While not holding client money may simplify some aspects of AML compliance, it doesn't negate the need for a robust AML programme. The exact requirements will depend on the final regulations and your specific business model. 



Are there templates we can use [for policies, programmes and risk assessments]? What did the regulators in NZ provide and do you think AUSTRAC will do the same?

Based on experiences from other jurisdictions, including New Zealand, it's likely that AUSTRAC will provide some form of guidance or templates. For example:

New Zealand's approach:

The Department of Internal Affairs (DIA) provided a range of resources, including:

  • AML/CFT programme template
  • Risk assessment template
  • Guidance documents for different sectors
  • Sample policies and procedures
Australia's potential approach:
  • AUSTRAC : Given AUSTRAC's history of providing guidance, they're likely to offer similar resources.
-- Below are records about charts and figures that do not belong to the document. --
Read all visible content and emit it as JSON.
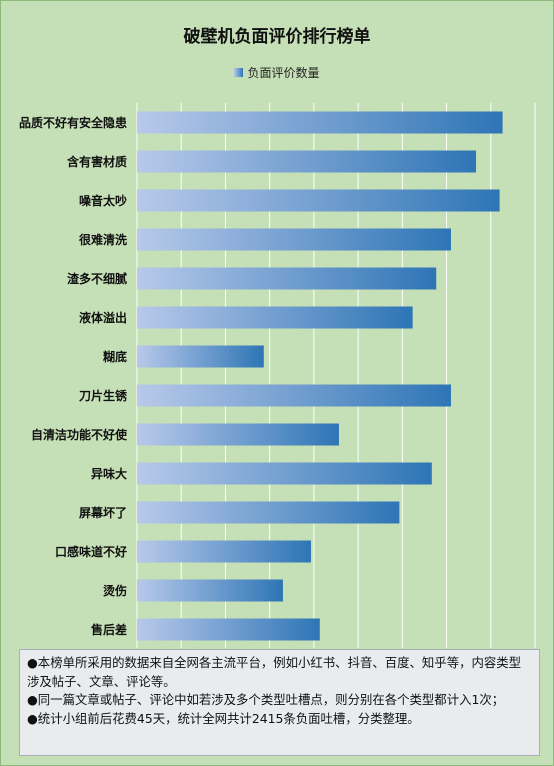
{
  "chart_data": {
    "type": "bar",
    "orientation": "horizontal",
    "title": "破壁机负面评价排行榜单",
    "legend": {
      "position": "top",
      "entries": [
        "负面评价数量"
      ]
    },
    "categories": [
      "品质不好有安全隐患",
      "含有害材质",
      "噪音太吵",
      "很难清洗",
      "渣多不细腻",
      "液体溢出",
      "糊底",
      "刀片生锈",
      "自清洁功能不好使",
      "异味大",
      "屏幕坏了",
      "口感味道不好",
      "烫伤",
      "售后差"
    ],
    "series": [
      {
        "name": "负面评价数量",
        "values": [
          248,
          230,
          246,
          213,
          203,
          187,
          86,
          213,
          137,
          200,
          178,
          118,
          99,
          124
        ]
      }
    ],
    "xlim": [
      0,
      270
    ],
    "grid": true,
    "colors": {
      "bar_start": "#b8c9ea",
      "bar_end": "#2e75b6",
      "grid": "#ffffff",
      "background": "#c5dfb6"
    }
  },
  "notes": [
    "●本榜单所采用的数据来自全网各主流平台，例如小红书、抖音、百度、知乎等，内容类型涉及帖子、文章、评论等。",
    "●同一篇文章或帖子、评论中如若涉及多个类型吐槽点，则分别在各个类型都计入1次；",
    "●统计小组前后花费45天，统计全网共计2415条负面吐槽，分类整理。"
  ]
}
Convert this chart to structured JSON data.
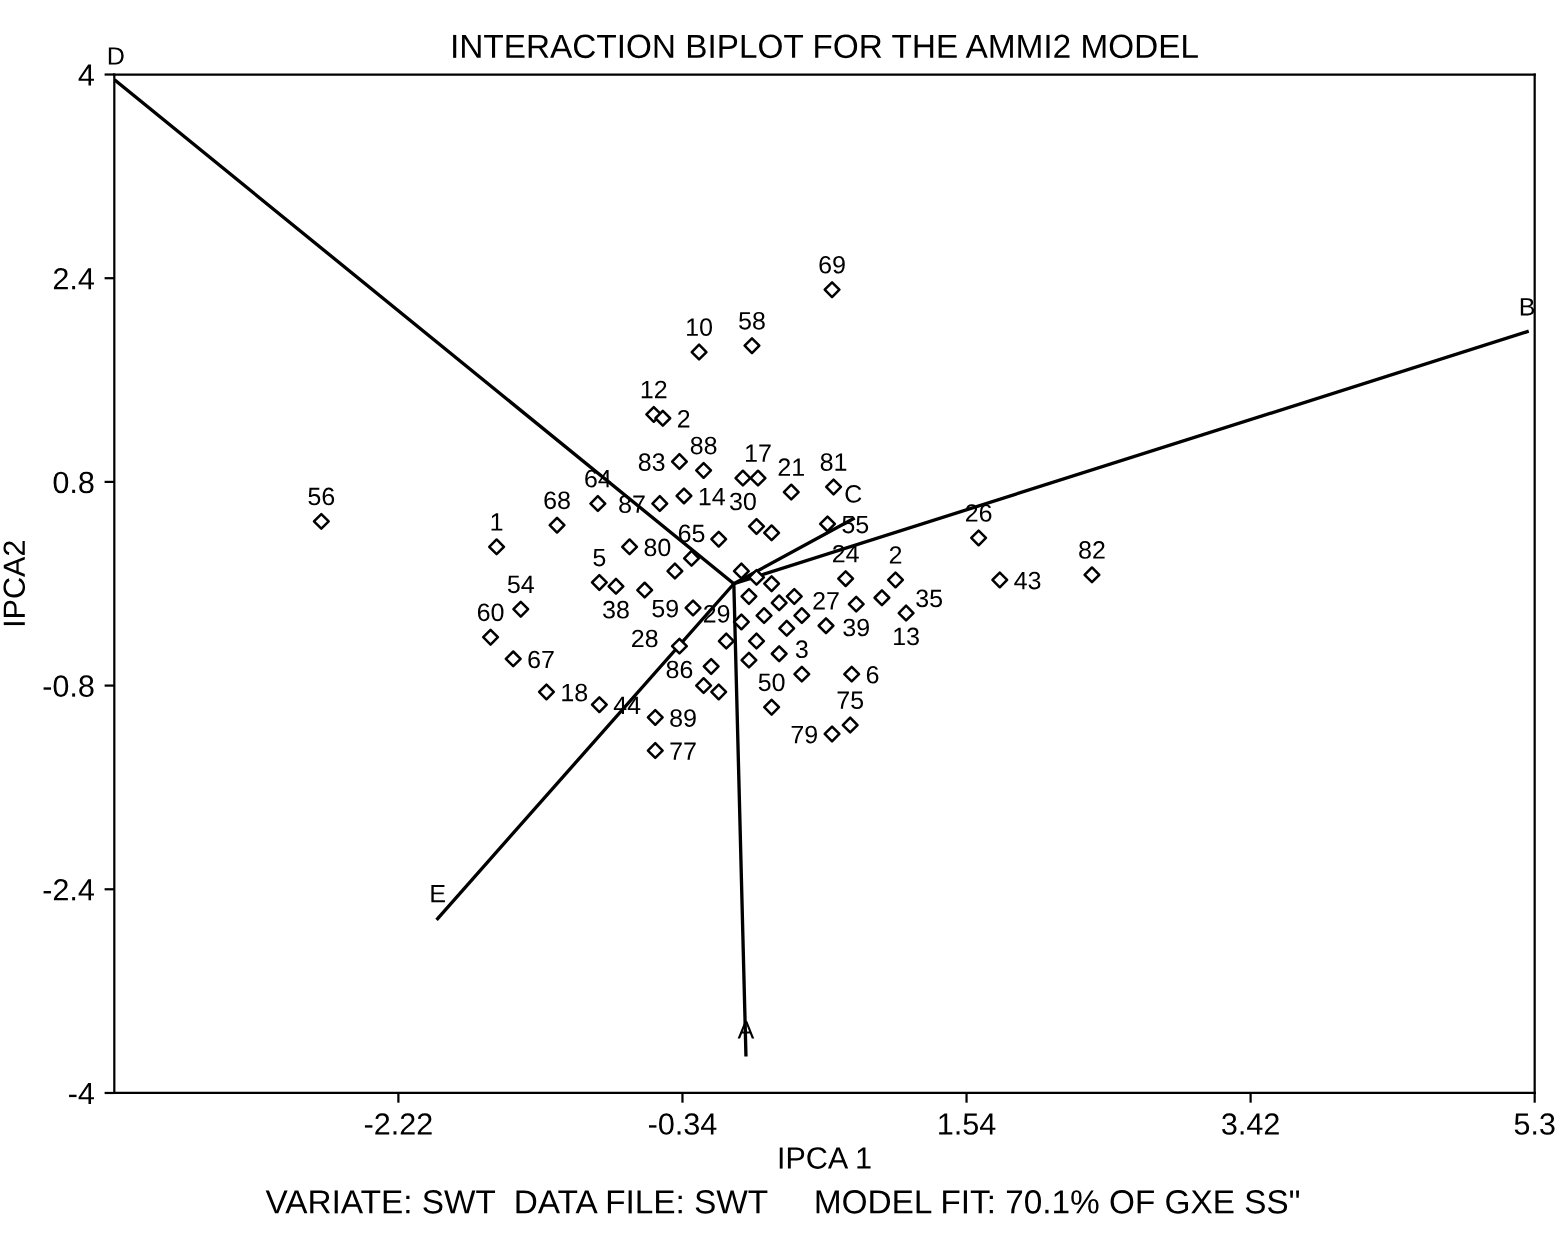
{
  "chart_data": {
    "type": "scatter",
    "title": "INTERACTION BIPLOT FOR THE AMMI2 MODEL",
    "xlabel": "IPCA 1",
    "ylabel": "IPCA2",
    "xlim": [
      -4.1,
      5.3
    ],
    "ylim": [
      -4,
      4
    ],
    "xticks": [
      -2.22,
      -0.34,
      1.54,
      3.42,
      5.3
    ],
    "yticks": [
      -4,
      -2.4,
      -0.8,
      0.8,
      2.4,
      4
    ],
    "grid": false,
    "legend": false,
    "marker": "diamond",
    "series": [
      {
        "color": "#000000",
        "x": [
          0.65,
          -0.23,
          0.12,
          -0.53,
          -0.47,
          -0.36,
          -0.2,
          0.16,
          0.06,
          0.38,
          0.66,
          -0.33,
          -0.49,
          -0.9,
          -1.17,
          -0.69,
          -1.57,
          -2.73,
          0.62,
          1.62,
          1.76,
          2.37,
          -0.28,
          -1.41,
          -0.89,
          -0.78,
          -0.59,
          -0.39,
          -0.27,
          -1.61,
          -1.46,
          -1.24,
          -0.89,
          -0.52,
          -0.52,
          -0.36,
          0.74,
          1.07,
          0.81,
          0.98,
          1.14,
          0.61,
          0.78,
          0.77,
          0.65,
          0.25,
          0.45,
          0.05,
          0.15,
          0.25,
          0.1,
          0.3,
          0.2,
          0.05,
          0.35,
          0.15,
          -0.05,
          0.3,
          0.1,
          -0.15,
          -0.2,
          -0.1,
          0.4,
          0.45,
          -0.1,
          0.15,
          0.25
        ],
        "values": [
          2.31,
          1.82,
          1.87,
          1.33,
          1.3,
          0.96,
          0.89,
          0.83,
          0.83,
          0.72,
          0.76,
          0.69,
          0.63,
          0.63,
          0.46,
          0.29,
          0.29,
          0.49,
          0.47,
          0.36,
          0.03,
          0.07,
          0.2,
          -0.2,
          0.01,
          -0.02,
          -0.05,
          0.1,
          -0.19,
          -0.42,
          -0.59,
          -0.85,
          -0.95,
          -1.05,
          -1.31,
          -0.49,
          0.04,
          0.03,
          -0.16,
          -0.11,
          -0.23,
          -0.33,
          -0.71,
          -1.11,
          -1.18,
          -0.97,
          -0.71,
          0.1,
          0.05,
          0.0,
          -0.1,
          -0.15,
          -0.25,
          -0.3,
          -0.35,
          -0.45,
          -0.45,
          -0.55,
          -0.6,
          -0.65,
          -0.8,
          -0.85,
          -0.1,
          -0.25,
          0.35,
          0.45,
          0.4
        ]
      },
      {
        "type": "line",
        "color": "#000000",
        "marker": "none",
        "x": [
          0,
          0.08
        ],
        "values": [
          0,
          -3.7
        ]
      },
      {
        "type": "line",
        "color": "#000000",
        "marker": "none",
        "x": [
          0,
          5.25
        ],
        "values": [
          0,
          1.98
        ]
      },
      {
        "type": "line",
        "color": "#000000",
        "marker": "none",
        "x": [
          -1.96,
          0,
          0.79
        ],
        "values": [
          -2.63,
          0,
          0.51
        ]
      },
      {
        "type": "line",
        "color": "#000000",
        "marker": "none",
        "x": [
          0,
          -4.09
        ],
        "values": [
          0,
          3.95
        ]
      }
    ],
    "annotations": [
      {
        "text": "69",
        "x": 0.65,
        "y": 2.31
      },
      {
        "text": "10",
        "x": -0.23,
        "y": 1.82
      },
      {
        "text": "58",
        "x": 0.12,
        "y": 1.87
      },
      {
        "text": "12",
        "x": -0.53,
        "y": 1.33
      },
      {
        "text": "2",
        "x": -0.47,
        "y": 1.3
      },
      {
        "text": "83",
        "x": -0.36,
        "y": 0.96
      },
      {
        "text": "88",
        "x": -0.2,
        "y": 0.89
      },
      {
        "text": "17",
        "x": 0.16,
        "y": 0.83
      },
      {
        "text": "30",
        "x": 0.06,
        "y": 0.83
      },
      {
        "text": "21",
        "x": 0.38,
        "y": 0.72
      },
      {
        "text": "81",
        "x": 0.66,
        "y": 0.76
      },
      {
        "text": "14",
        "x": -0.33,
        "y": 0.69
      },
      {
        "text": "87",
        "x": -0.49,
        "y": 0.63
      },
      {
        "text": "64",
        "x": -0.9,
        "y": 0.63
      },
      {
        "text": "68",
        "x": -1.17,
        "y": 0.46
      },
      {
        "text": "80",
        "x": -0.69,
        "y": 0.29
      },
      {
        "text": "1",
        "x": -1.57,
        "y": 0.29
      },
      {
        "text": "56",
        "x": -2.73,
        "y": 0.49
      },
      {
        "text": "55",
        "x": 0.62,
        "y": 0.47
      },
      {
        "text": "26",
        "x": 1.62,
        "y": 0.36
      },
      {
        "text": "43",
        "x": 1.76,
        "y": 0.03
      },
      {
        "text": "82",
        "x": 2.37,
        "y": 0.07
      },
      {
        "text": "65",
        "x": -0.28,
        "y": 0.2
      },
      {
        "text": "54",
        "x": -1.41,
        "y": -0.2
      },
      {
        "text": "5",
        "x": -0.89,
        "y": 0.01
      },
      {
        "text": "38",
        "x": -0.78,
        "y": -0.02
      },
      {
        "text": "28",
        "x": -0.59,
        "y": -0.05
      },
      {
        "text": "29",
        "x": -0.39,
        "y": 0.1
      },
      {
        "text": "59",
        "x": -0.27,
        "y": -0.19
      },
      {
        "text": "60",
        "x": -1.61,
        "y": -0.42
      },
      {
        "text": "67",
        "x": -1.46,
        "y": -0.59
      },
      {
        "text": "18",
        "x": -1.24,
        "y": -0.85
      },
      {
        "text": "44",
        "x": -0.89,
        "y": -0.95
      },
      {
        "text": "89",
        "x": -0.52,
        "y": -1.05
      },
      {
        "text": "77",
        "x": -0.52,
        "y": -1.31
      },
      {
        "text": "86",
        "x": -0.36,
        "y": -0.49
      },
      {
        "text": "24",
        "x": 0.74,
        "y": 0.04
      },
      {
        "text": "2",
        "x": 1.07,
        "y": 0.03
      },
      {
        "text": "39",
        "x": 0.81,
        "y": -0.16
      },
      {
        "text": "35",
        "x": 0.98,
        "y": -0.11
      },
      {
        "text": "13",
        "x": 1.14,
        "y": -0.23
      },
      {
        "text": "27",
        "x": 0.61,
        "y": -0.33
      },
      {
        "text": "6",
        "x": 0.78,
        "y": -0.71
      },
      {
        "text": "75",
        "x": 0.77,
        "y": -1.11
      },
      {
        "text": "79",
        "x": 0.65,
        "y": -1.18
      },
      {
        "text": "50",
        "x": 0.25,
        "y": -0.97
      },
      {
        "text": "3",
        "x": 0.45,
        "y": -0.71
      },
      {
        "text": "A",
        "x": 0.08,
        "y": -3.7
      },
      {
        "text": "B",
        "x": 5.25,
        "y": 1.98
      },
      {
        "text": "C",
        "x": 0.79,
        "y": 0.51
      },
      {
        "text": "D",
        "x": -4.09,
        "y": 3.95
      },
      {
        "text": "E",
        "x": -1.96,
        "y": -2.63
      },
      "VARIATE: SWT  DATA FILE: SWT     MODEL FIT: 70.1% OF GXE SS\""
    ]
  }
}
This may include sample AML/CTF program templates, risk assessment guides, and sector-specific guidance.
  • Industry bodies: Professional associations (e.g., Law Society, Accounting bodies) may also develop tailored templates.
  • Phased release: Templates and guidance may be released in phases, starting with core requirements and expanding over time.
  • Customisation needed: While templates are helpful starting points, they'll need to be customised to your specific business model and risk profile.
  • Online tools: AUSTRAC may provide online tools or portals to help businesses develop their programmes.
  • Workshops and training: Expect AUSTRAC and industry bodies to conduct workshops or webinars on how to use any provided templates or tools.
  • Ongoing updates: Templates and guidance are likely to be updated as the regime matures and new risks emerge.
  • Consultation process: AUSTRAC may consult with industry on draft templates before finalising them.
  • Proportionate approach: Guidance and templates are likely to reflect a risk-based, proportionate approach suitable for businesses of different sizes and risk levels.

Templates can be very helpful but it's advisable to:

  • Monitor AUSTRAC's website and communications for updates on available resources.
  • Engage with your professional association for sector-specific guidance.
  • Consider seeking professional advice to ensure your programme is compliant and effective, especially in the early stages of implementation.